The Test of Time award recognizes papers published at IEEE’s flagship security conference that have made a lasting impact on the field. To qualify, a paper must have been published at IEEE S&P between 10 and 12 years prior.
“Guess again (and again and again): Measuring password strength by simulating password-cracking algorithms”—co-authored by Mazurek while working on her Ph.D. in electrical and computer engineering at Carnegie Mellon University—takes a substantial step forward in understanding the effects of password-composition policies on the guessability of passwords.
For their study, the Carnegie Mellon researchers analyzed 12,000 plaintext passwords collected under seven composition policies via an online study. Then they developed an efficient distributed method for calculating how effectively several password-guessing algorithms guess passwords.

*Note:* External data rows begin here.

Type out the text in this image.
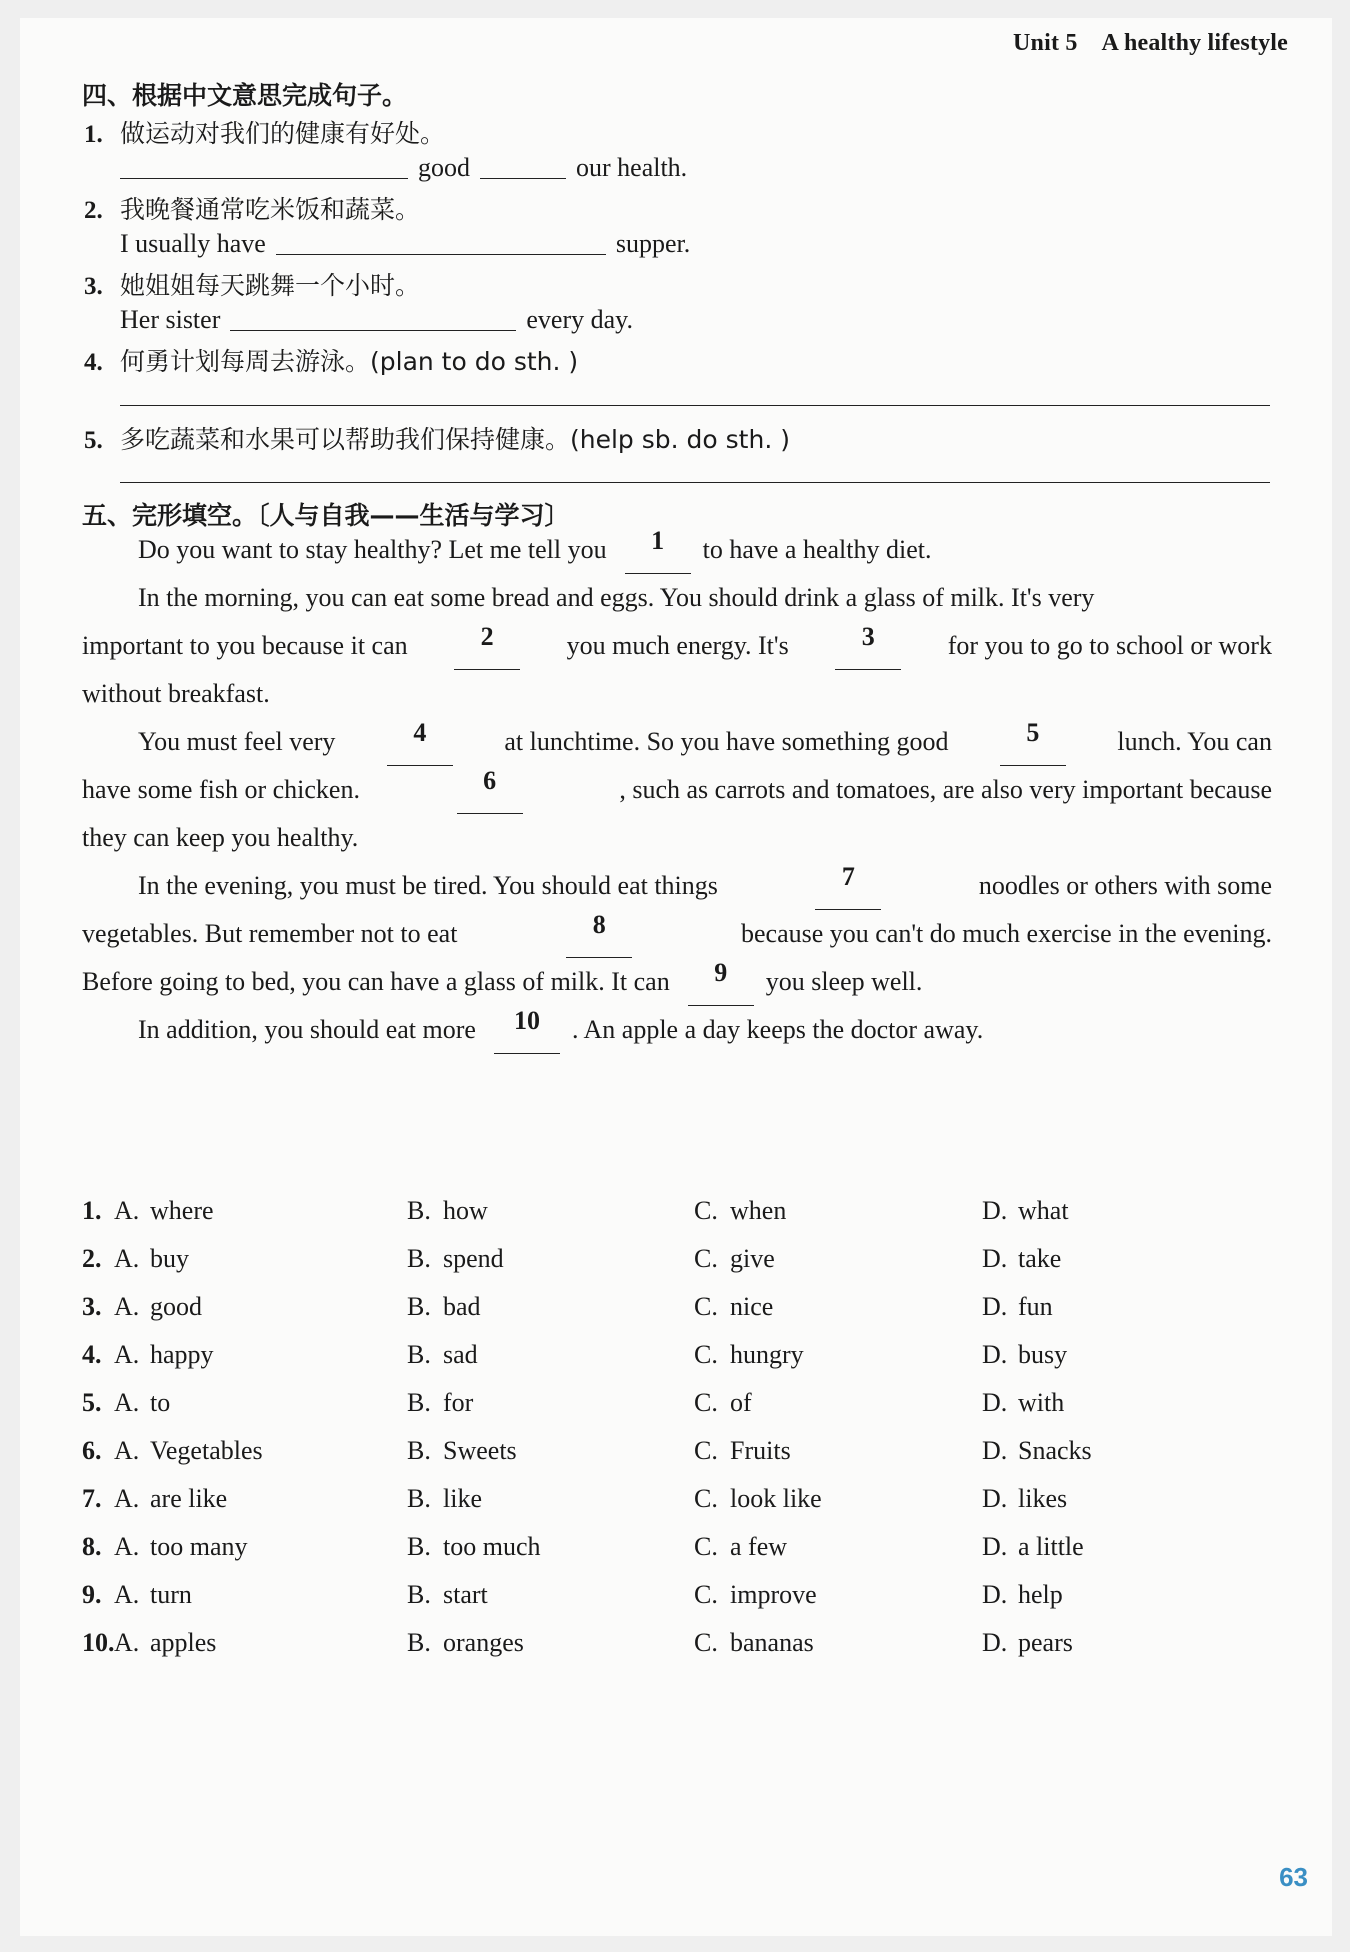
Unit 5 A healthy lifestyle
四、根据中文意思完成句子。
1. 做运动对我们的健康有好处。
good	our health.
2. 我晚餐通常吃米饭和蔬菜。
I usually have	supper.
3. 她姐姐每天跳舞一个小时。
Her sister	every day.
4. 何勇计划每周去游泳。(plan to do sth. )
5. 多吃蔬菜和水果可以帮助我们保持健康。(help sb. do sth. )
五、完形填空。〔人与自我——生活与学习〕
Do you want to stay healthy? Let me tell you	1	to have a healthy diet.
In the morning, you can eat some bread and eggs. You should drink a glass of milk. It's very
important to you because it can	2	you much energy. It's	3	for you to go to school or work
without breakfast.
You must feel very	4	at lunchtime. So you have something good	5	lunch. You can
have some fish or chicken.	6	, such as carrots and tomatoes, are also very important because
they can keep you healthy.
In the evening, you must be tired. You should eat things	7	noodles or others with some
vegetables. But remember not to eat	8	because you can't do much exercise in the evening.
Before going to bed, you can have a glass of milk. It can	9	you sleep well.
In addition, you should eat more	10	. An apple a day keeps the doctor away.
1. A. where	B. how	C. when	D. what
2. A. buy	B. spend	C. give	D. take
3. A. good	B. bad	C. nice	D. fun
4. A. happy	B. sad	C. hungry	D. busy
5. A. to	B. for	C. of	D. with
6. A. Vegetables	B. Sweets	C. Fruits	D. Snacks
7. A. are like	B. like	C. look like	D. likes
8. A. too many	B. too much	C. a few	D. a little
9. A. turn	B. start	C. improve	D. help
10. A. apples	B. oranges	C. bananas	D. pears
63
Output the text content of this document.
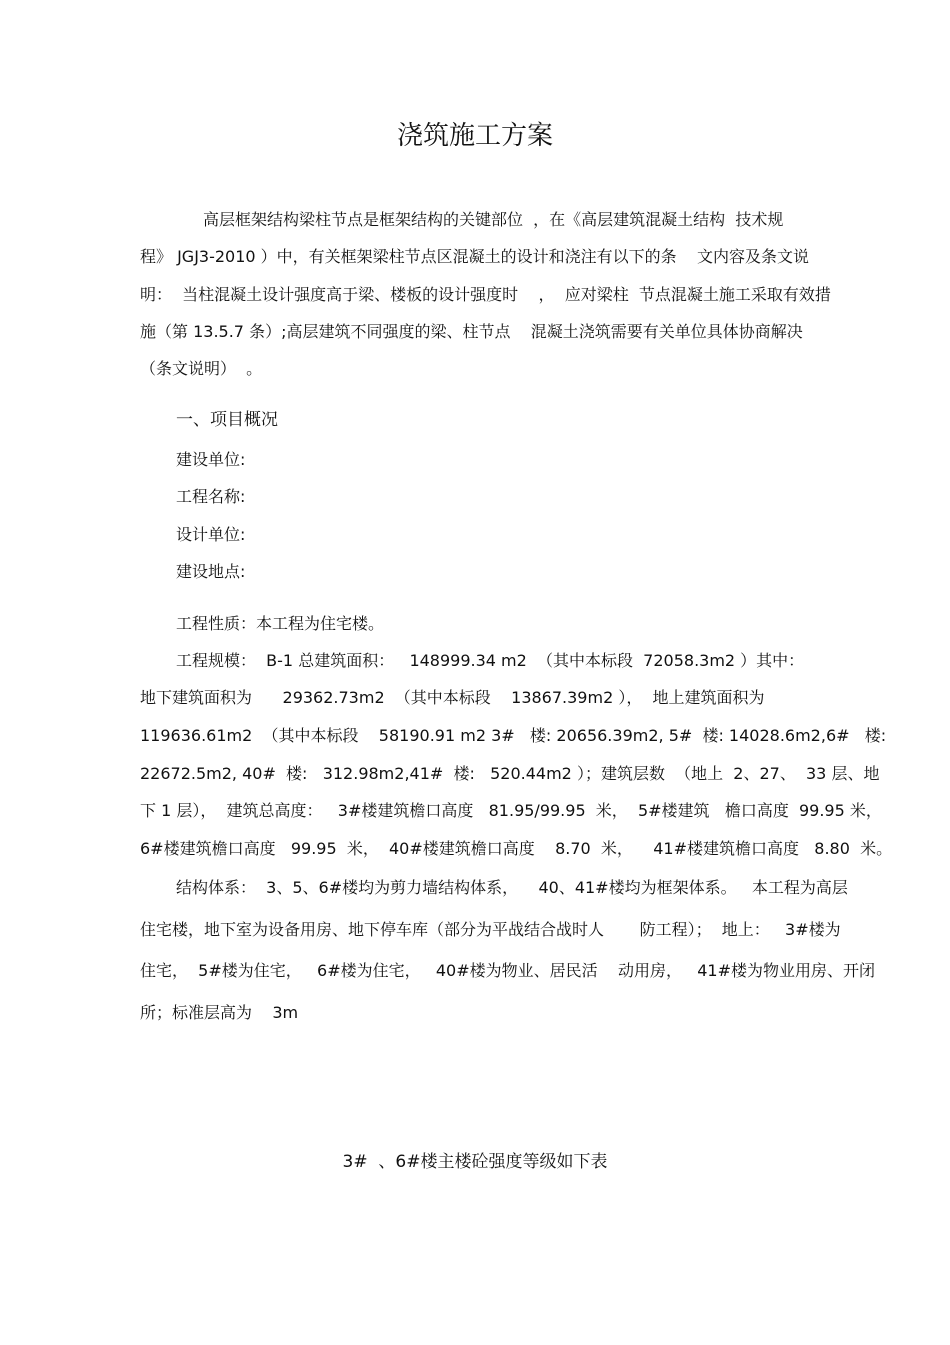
浇筑施工方案
高层框架结构梁柱节点是框架结构的关键部位  ，在《高层建筑混凝土结构  技术规
程》 JGJ3-2010 ）中，有关框架梁柱节点区混凝土的设计和浇注有以下的条    文内容及条文说
明：  当柱混凝土设计强度高于梁、楼板的设计强度时    ，  应对梁柱  节点混凝土施工采取有效措
施（第 13.5.7 条）;高层建筑不同强度的梁、柱节点    混凝土浇筑需要有关单位具体协商解决
（条文说明）  。
一、项目概况
建设单位:
工程名称:
设计单位:
建设地点:
工程性质：本工程为住宅楼。
工程规模：  B-1 总建筑面积：   148999.34 m2  （其中本标段  72058.3m2 ）其中：
地下建筑面积为      29362.73m2  （其中本标段    13867.39m2 ），  地上建筑面积为
119636.61m2  （其中本标段    58190.91 m2 3#   楼: 20656.39m2, 5#  楼: 14028.6m2,6#   楼:
22672.5m2, 40#  楼:   312.98m2,41#  楼:   520.44m2 ）；建筑层数  （地上  2、27、  33 层、地
下 1 层），  建筑总高度：   3#楼建筑檐口高度   81.95/99.95  米，  5#楼建筑   檐口高度  99.95 米，
6#楼建筑檐口高度   99.95  米，  40#楼建筑檐口高度    8.70  米，    41#楼建筑檐口高度   8.80  米。
结构体系：  3、5、6#楼均为剪力墙结构体系，    40、41#楼均为框架体系。   本工程为高层
住宅楼，地下室为设备用房、地下停车库（部分为平战结合战时人       防工程）；  地上：   3#楼为
住宅，  5#楼为住宅，   6#楼为住宅，   40#楼为物业、居民活    动用房，   41#楼为物业用房、开闭
所；标准层高为    3m
3#  、6#楼主楼砼强度等级如下表
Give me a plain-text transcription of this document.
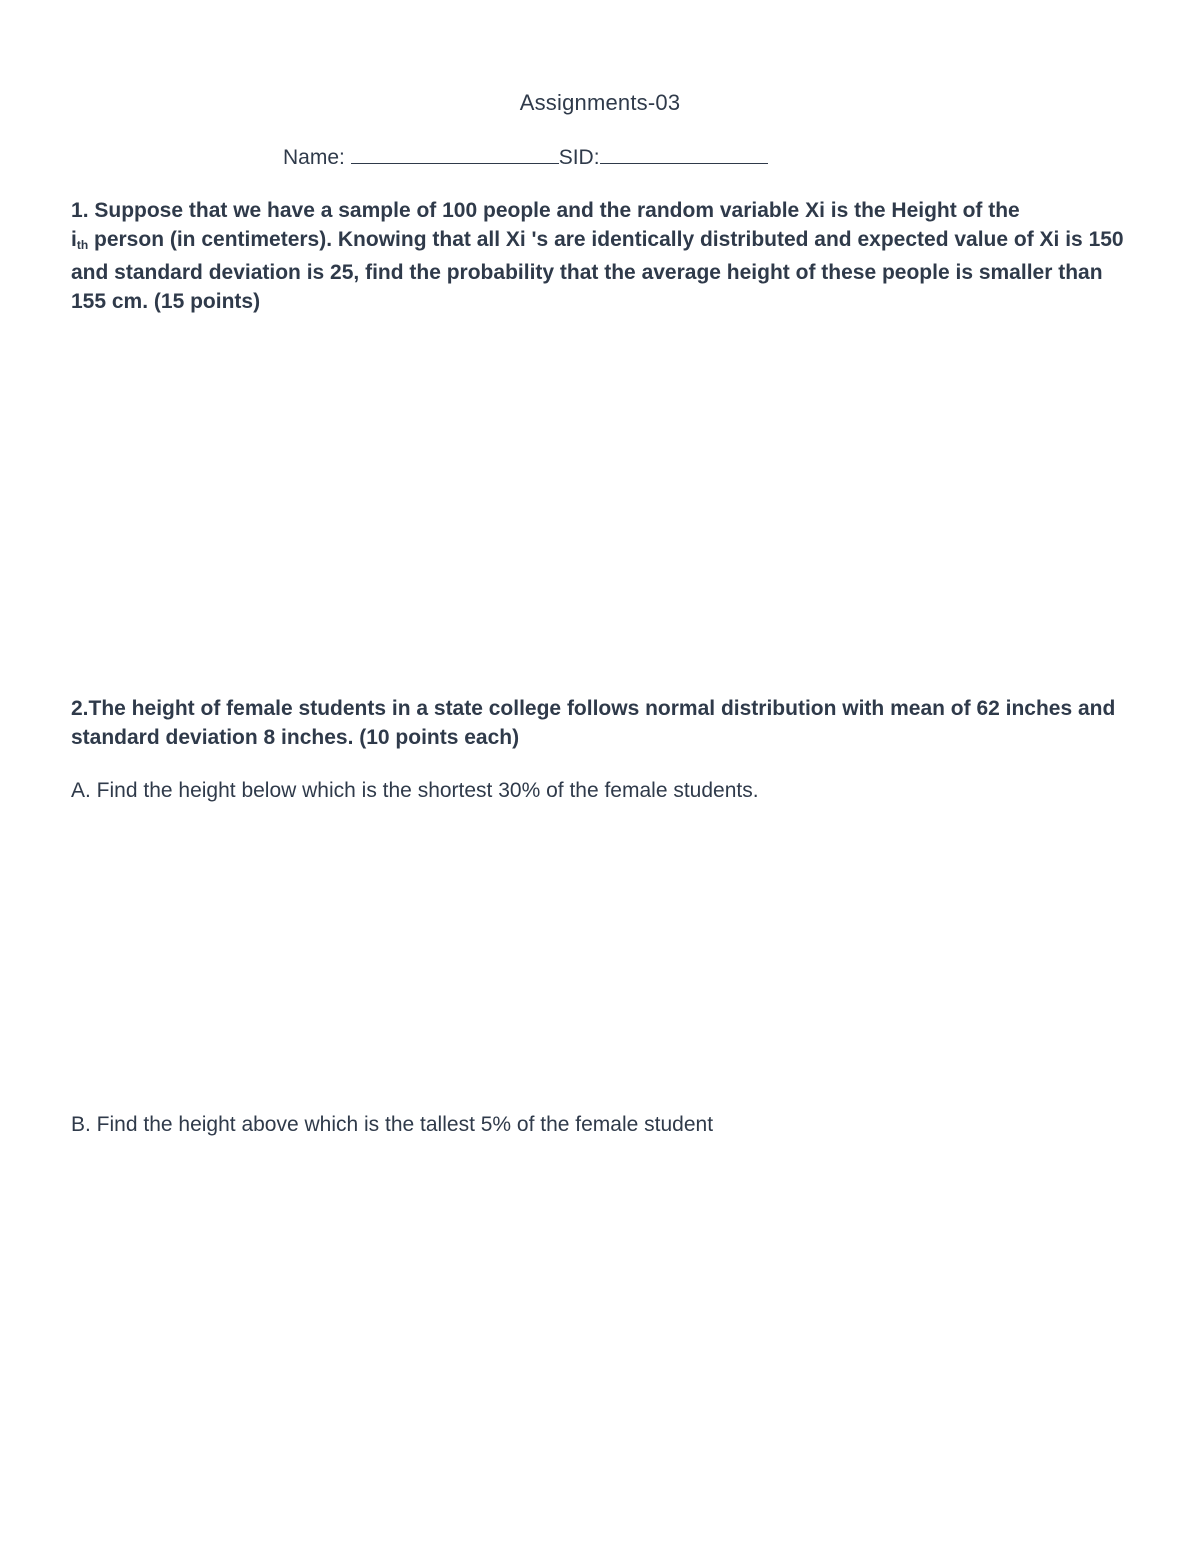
Assignments-03
Name:	SID:
1. Suppose that we have a sample of 100 people and the random variable Xi is the Height of the
ith person (in centimeters). Knowing that all Xi 's are identically distributed and expected value of Xi is 150 and standard deviation is 25, find the probability that the average height of these people is smaller than 155 cm. (15 points)
2.The height of female students in a state college follows normal distribution with mean of 62 inches and standard deviation 8 inches. (10 points each)
A. Find the height below which is the shortest 30% of the female students.
B. Find the height above which is the tallest 5% of the female student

Using this technique, they were able to perform a more comprehensive password analysis than had previously been possible.
Mazurek, who has an appointment in the University of Maryland Institute for Advanced Computer Studies, believes the paper was selected because it was one of the earlier papers in what turned out to be a “real renaissance of password research.”
“We invented a metric—guess numbers or guessing curves—for password strength that has gone on to become pretty standard for future passwords research,” she says. “The specifics of how to calculate guess numbers has been improved significantly over the years but the general approach—measuring how many passwords can be guessed by an optimized attacker by a certain number of guesses—is now pretty much the generally accepted way to do it.”